The Chief of Rabbi of Moldova has disclosed that between five and ten vandals desecrated the Jewish cemetery in the nation’s capital, Chisinau, over at least three nights in late October.
Several tombstones were destroyed and defaced with offensive graffiti and fascist imagery.
The majority of the Jewish population, approximately 12,000 of the 15,000 total in the country, live in the capital.
Despite the gradual decrease of the community, the Chief Rabbi maintains that the community still experiences extreme hostility, antisemitic hatred and mockery. He recounted, “I walk dressed like this [as a rabbi] every time and everywhere. At least five times per week, I hear jokes in the street about me. In this regard, nothing [has] changed.”
The Jewish cemetery has been targeted and vandalised in the same month for the previous three years, however it has recently been adopted by the Culture Ministry.
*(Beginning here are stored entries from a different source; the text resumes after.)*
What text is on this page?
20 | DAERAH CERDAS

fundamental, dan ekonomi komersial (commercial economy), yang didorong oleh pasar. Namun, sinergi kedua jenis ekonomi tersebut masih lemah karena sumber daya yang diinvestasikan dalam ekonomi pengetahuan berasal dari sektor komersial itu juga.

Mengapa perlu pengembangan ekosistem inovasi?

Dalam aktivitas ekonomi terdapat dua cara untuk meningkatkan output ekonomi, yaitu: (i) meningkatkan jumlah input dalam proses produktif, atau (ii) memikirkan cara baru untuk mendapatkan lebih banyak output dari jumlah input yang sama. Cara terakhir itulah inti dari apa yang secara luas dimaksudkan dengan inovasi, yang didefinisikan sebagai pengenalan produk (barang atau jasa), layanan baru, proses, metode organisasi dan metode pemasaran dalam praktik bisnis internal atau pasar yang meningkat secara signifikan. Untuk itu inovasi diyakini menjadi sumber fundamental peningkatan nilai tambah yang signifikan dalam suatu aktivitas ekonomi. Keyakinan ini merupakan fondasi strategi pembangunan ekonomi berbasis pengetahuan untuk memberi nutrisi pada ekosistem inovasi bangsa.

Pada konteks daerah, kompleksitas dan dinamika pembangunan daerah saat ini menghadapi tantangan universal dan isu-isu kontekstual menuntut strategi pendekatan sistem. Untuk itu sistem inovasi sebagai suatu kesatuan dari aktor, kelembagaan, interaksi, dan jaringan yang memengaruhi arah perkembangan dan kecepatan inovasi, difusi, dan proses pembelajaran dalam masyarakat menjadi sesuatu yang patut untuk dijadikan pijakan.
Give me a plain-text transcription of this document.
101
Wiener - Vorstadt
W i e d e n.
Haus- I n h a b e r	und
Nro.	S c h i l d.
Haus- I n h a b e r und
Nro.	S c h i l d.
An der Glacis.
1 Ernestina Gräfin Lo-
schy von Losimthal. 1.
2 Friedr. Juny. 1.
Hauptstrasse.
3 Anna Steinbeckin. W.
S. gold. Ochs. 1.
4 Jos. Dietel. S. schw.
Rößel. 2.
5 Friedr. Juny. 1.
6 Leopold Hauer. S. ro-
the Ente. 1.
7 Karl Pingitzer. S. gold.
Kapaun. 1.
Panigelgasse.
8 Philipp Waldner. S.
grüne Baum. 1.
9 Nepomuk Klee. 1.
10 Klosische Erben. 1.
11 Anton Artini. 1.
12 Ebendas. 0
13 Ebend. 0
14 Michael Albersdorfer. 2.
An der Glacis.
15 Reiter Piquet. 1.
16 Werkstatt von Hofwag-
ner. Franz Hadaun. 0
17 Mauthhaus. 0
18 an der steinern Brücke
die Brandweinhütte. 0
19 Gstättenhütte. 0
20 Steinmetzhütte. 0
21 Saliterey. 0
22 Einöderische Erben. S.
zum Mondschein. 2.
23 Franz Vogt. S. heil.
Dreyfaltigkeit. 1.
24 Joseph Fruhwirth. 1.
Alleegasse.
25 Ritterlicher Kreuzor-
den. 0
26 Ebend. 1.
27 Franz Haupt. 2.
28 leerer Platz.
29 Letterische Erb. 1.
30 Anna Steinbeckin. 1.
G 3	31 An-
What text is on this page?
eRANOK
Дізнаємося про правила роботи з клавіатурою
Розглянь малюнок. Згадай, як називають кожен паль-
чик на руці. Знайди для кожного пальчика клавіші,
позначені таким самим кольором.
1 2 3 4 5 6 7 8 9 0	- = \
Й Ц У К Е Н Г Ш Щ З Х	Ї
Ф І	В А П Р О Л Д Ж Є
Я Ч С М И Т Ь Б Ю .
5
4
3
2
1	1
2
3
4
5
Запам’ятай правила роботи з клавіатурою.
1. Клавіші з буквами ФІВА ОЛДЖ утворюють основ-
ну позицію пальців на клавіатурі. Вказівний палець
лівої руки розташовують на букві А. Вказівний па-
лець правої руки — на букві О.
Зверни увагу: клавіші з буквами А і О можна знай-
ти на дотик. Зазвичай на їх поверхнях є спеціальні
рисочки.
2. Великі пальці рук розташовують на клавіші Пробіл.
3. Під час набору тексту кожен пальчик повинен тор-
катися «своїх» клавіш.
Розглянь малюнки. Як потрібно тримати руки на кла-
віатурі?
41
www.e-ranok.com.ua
In October 2018, the Government announced the opening of a Museum of Jewish History attached to the cemetery.
The museum was intended to commemorate the victims of the Holocaust, combat antisemitism and to promote an education on culture, tolerance and peace, however little investment has been allocated and the Government is yet to construct the proposed building, security and exhibitions.
Following the recent incident, the Chief Rabbi criticised local police for responding seven days after the vandalism first occurred. Local authorities have subsequently issued a public commitment to identify and locate the perpetrators, who risk a fine or a year’s imprisonment if convicted in relation to the damage.